Its voices are the voices of authority. For 40 years we have been retreating from authority, in the family, in schools, in the workplace and in the structure of society, and much of the change was welcome and long overdue, but there does remain in many people that which longs for an anchor, for the reassurance of certainty. The voice of the Radio 4 shipping forecast is authoritative – British in the old way. But it speaks not of the authority of a ruling class or a patriarchy, merely of a set of weather predictions whose accuracy is important for everyone, and so to even the most radical ear its authority remains legitimate, while to conservative ears it is a positive comfort. It feels like a slight but definite marker of continuing normality: the world might be going to hell in a handcart, but as long as those same names flow out of the radio in the way they do, civilisation is enduring.

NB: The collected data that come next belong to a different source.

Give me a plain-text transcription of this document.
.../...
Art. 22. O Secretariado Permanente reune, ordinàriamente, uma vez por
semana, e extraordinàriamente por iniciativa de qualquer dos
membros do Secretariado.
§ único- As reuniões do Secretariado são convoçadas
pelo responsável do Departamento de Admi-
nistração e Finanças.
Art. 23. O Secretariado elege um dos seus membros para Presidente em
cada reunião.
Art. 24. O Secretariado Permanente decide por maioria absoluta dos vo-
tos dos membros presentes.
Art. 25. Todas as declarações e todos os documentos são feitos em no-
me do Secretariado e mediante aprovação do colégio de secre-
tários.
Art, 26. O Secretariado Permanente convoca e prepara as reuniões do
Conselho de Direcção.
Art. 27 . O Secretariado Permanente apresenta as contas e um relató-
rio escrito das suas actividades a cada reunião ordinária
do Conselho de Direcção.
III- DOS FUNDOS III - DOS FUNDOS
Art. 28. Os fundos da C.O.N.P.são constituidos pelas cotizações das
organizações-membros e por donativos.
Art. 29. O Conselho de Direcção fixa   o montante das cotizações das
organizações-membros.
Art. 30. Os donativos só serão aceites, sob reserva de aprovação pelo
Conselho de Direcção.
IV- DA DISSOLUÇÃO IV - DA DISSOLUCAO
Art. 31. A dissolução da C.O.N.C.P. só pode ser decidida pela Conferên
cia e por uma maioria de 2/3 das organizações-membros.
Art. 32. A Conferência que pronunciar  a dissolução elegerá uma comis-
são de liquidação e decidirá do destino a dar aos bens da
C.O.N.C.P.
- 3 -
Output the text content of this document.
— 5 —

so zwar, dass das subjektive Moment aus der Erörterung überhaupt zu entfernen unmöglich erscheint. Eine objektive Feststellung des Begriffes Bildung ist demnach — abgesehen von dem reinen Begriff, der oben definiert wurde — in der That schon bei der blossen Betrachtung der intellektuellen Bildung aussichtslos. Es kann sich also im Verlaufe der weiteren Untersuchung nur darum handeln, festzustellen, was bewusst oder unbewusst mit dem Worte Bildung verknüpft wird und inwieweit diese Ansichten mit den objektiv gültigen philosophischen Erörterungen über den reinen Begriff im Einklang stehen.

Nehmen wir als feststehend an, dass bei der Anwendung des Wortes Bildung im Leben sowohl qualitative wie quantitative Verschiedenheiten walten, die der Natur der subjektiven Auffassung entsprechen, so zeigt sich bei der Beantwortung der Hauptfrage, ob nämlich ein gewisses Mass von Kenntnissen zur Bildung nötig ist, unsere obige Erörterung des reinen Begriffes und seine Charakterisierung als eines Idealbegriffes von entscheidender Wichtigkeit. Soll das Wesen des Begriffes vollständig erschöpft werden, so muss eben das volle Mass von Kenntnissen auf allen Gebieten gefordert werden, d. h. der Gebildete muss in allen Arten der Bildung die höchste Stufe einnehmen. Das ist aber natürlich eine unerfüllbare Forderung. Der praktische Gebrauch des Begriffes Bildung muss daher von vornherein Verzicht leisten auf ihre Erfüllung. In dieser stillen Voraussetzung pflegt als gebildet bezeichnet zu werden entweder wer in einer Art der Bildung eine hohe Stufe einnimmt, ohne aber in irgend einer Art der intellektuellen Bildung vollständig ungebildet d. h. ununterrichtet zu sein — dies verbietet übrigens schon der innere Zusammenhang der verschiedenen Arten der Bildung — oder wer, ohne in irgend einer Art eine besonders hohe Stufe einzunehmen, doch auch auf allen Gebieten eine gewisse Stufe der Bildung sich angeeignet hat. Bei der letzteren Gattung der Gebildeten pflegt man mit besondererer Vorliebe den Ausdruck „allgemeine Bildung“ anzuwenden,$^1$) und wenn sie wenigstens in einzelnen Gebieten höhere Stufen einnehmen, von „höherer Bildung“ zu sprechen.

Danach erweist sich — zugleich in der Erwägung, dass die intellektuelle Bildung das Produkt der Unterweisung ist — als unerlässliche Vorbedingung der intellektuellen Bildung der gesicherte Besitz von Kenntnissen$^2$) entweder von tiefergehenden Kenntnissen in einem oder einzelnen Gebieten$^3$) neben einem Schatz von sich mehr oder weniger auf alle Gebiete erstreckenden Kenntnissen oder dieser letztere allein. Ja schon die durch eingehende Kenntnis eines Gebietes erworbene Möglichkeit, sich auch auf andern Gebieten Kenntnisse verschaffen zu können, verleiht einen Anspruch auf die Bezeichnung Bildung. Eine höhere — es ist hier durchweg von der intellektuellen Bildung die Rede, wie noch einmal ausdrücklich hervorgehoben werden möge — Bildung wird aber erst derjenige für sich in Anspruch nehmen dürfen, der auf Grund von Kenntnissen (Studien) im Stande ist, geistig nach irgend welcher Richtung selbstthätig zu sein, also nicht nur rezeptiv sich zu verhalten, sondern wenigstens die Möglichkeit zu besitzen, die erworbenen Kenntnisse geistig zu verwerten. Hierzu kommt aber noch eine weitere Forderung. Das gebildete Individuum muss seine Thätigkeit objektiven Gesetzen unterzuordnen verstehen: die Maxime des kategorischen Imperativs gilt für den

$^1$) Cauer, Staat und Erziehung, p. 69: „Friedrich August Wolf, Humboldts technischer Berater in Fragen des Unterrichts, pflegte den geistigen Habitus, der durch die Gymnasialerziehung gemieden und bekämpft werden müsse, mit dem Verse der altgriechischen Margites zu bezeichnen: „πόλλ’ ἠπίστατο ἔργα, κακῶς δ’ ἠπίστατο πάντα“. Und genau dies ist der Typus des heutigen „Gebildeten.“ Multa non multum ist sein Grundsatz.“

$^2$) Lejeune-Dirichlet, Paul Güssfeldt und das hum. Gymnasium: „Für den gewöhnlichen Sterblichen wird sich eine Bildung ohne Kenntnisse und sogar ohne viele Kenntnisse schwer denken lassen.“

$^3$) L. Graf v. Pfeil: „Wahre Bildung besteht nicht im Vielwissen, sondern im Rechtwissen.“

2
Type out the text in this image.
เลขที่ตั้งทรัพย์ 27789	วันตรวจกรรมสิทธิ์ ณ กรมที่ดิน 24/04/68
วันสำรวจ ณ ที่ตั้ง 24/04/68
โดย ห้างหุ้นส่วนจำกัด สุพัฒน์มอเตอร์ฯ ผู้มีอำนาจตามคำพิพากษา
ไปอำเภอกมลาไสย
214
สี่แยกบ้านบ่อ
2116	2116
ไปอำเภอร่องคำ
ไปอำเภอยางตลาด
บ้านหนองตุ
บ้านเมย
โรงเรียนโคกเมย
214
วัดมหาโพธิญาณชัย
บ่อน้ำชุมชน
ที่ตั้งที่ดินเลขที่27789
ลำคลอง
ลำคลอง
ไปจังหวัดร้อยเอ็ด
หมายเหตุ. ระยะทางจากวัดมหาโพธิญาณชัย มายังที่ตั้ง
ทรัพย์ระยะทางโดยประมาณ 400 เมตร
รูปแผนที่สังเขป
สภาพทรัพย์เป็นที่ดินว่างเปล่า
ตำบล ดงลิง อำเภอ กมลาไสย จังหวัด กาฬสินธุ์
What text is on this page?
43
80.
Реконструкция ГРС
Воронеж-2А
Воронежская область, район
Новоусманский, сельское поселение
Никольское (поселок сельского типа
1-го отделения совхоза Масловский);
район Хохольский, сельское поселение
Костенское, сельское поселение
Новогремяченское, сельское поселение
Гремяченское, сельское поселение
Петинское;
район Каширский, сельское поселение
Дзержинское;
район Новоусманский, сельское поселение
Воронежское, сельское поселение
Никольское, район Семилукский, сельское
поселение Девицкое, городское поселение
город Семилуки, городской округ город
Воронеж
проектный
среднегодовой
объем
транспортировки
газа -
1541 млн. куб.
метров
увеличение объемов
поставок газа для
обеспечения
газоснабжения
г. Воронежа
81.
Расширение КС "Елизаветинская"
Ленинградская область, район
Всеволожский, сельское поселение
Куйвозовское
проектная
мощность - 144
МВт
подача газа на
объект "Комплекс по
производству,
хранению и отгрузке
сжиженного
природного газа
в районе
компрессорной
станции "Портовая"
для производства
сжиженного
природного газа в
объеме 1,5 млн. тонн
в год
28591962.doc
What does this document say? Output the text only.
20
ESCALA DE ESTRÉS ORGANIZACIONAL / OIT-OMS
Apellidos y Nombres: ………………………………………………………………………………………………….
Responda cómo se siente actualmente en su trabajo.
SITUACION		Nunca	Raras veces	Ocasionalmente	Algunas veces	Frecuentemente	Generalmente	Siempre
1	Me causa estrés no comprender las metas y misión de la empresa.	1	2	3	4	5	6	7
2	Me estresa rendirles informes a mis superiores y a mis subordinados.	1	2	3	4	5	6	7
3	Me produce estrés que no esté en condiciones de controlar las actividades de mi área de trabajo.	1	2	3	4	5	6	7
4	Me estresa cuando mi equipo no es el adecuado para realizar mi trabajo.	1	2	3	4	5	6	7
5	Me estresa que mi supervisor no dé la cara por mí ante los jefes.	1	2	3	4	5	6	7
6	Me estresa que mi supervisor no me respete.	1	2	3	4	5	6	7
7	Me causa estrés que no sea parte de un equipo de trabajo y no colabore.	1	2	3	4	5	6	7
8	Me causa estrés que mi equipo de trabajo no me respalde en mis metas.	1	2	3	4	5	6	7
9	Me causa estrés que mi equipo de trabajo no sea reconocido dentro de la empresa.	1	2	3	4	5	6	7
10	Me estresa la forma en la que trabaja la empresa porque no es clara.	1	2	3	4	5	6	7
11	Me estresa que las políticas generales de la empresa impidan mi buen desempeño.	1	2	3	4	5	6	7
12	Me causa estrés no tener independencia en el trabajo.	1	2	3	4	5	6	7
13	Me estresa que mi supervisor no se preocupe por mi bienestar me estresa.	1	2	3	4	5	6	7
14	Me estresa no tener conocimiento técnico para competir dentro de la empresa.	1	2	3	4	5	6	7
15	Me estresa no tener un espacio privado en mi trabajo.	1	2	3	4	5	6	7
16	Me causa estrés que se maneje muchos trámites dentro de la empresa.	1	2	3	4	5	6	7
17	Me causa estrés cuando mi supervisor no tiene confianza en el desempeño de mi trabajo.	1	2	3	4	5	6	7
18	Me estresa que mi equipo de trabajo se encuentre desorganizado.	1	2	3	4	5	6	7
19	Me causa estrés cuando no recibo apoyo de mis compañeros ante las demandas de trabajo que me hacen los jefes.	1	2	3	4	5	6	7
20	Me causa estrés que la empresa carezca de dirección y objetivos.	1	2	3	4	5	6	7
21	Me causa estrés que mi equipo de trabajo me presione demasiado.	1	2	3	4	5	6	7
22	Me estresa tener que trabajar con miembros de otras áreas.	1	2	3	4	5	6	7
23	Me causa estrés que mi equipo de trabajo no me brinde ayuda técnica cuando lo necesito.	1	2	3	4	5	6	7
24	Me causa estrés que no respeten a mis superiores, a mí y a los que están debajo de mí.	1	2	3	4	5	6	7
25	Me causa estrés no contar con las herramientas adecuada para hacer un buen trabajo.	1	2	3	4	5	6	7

Hebrides; Bailey; South-East Iceland. South-west backing south-east for a time, 6 to gale 8, increasing severe gale 9 or storm 10. Rain then showers. Moderate or poor.
Finisterre will be missed, but Fitzroy will quickly become part of our mental lives. The admiral's name was suggested by a senior forecaster in the Meteorological Office, and it is not hard to see why: a sailor very much of a scientific bent, eventually a Fellow of the Royal Society, Fitzroy was the man who set up the Met Office in 1854, and invented modern weather forecasting. Today, however, when Charles Darwin has dethroned Marx and Freud as the supreme modern intellect, Robert Fitzroy has an even greater claim to fame: as a young man he was the captain of HMS Beagle, the survey ship on which the young Darwin sailed round the world from 1831 to 1836 and made the observations that set him on the road to the theory of evolution and On the Origin of Species.
Fitzroy went on to become an MP and Governor-General of New Zealand, but in the 1860s his mental health gave way, a condition thought to have been aggravated by guilt at his role in helping Darwin reach his then-heretical views on the origins of human beings – for the admiral was a convinced Christian creationist. Attacks on his work at the Met Office further destabilised him, and in 1865 he killed himself.
It was a life full of achievement, and he does not have much of a memorial: a small tombstone in the churchyard of All Saints, Upper Norwood, in south London. But on Monday that changes.
Fitzroy; Biscay; Sole; Plymouth; Lundy; Fastnet. Southerly 6 to gale 8 . Rain at times. Moderate or good.
Step this way, Admiral Fitzroy, if you please. Welcome from us all, sir, to the litany of the waves.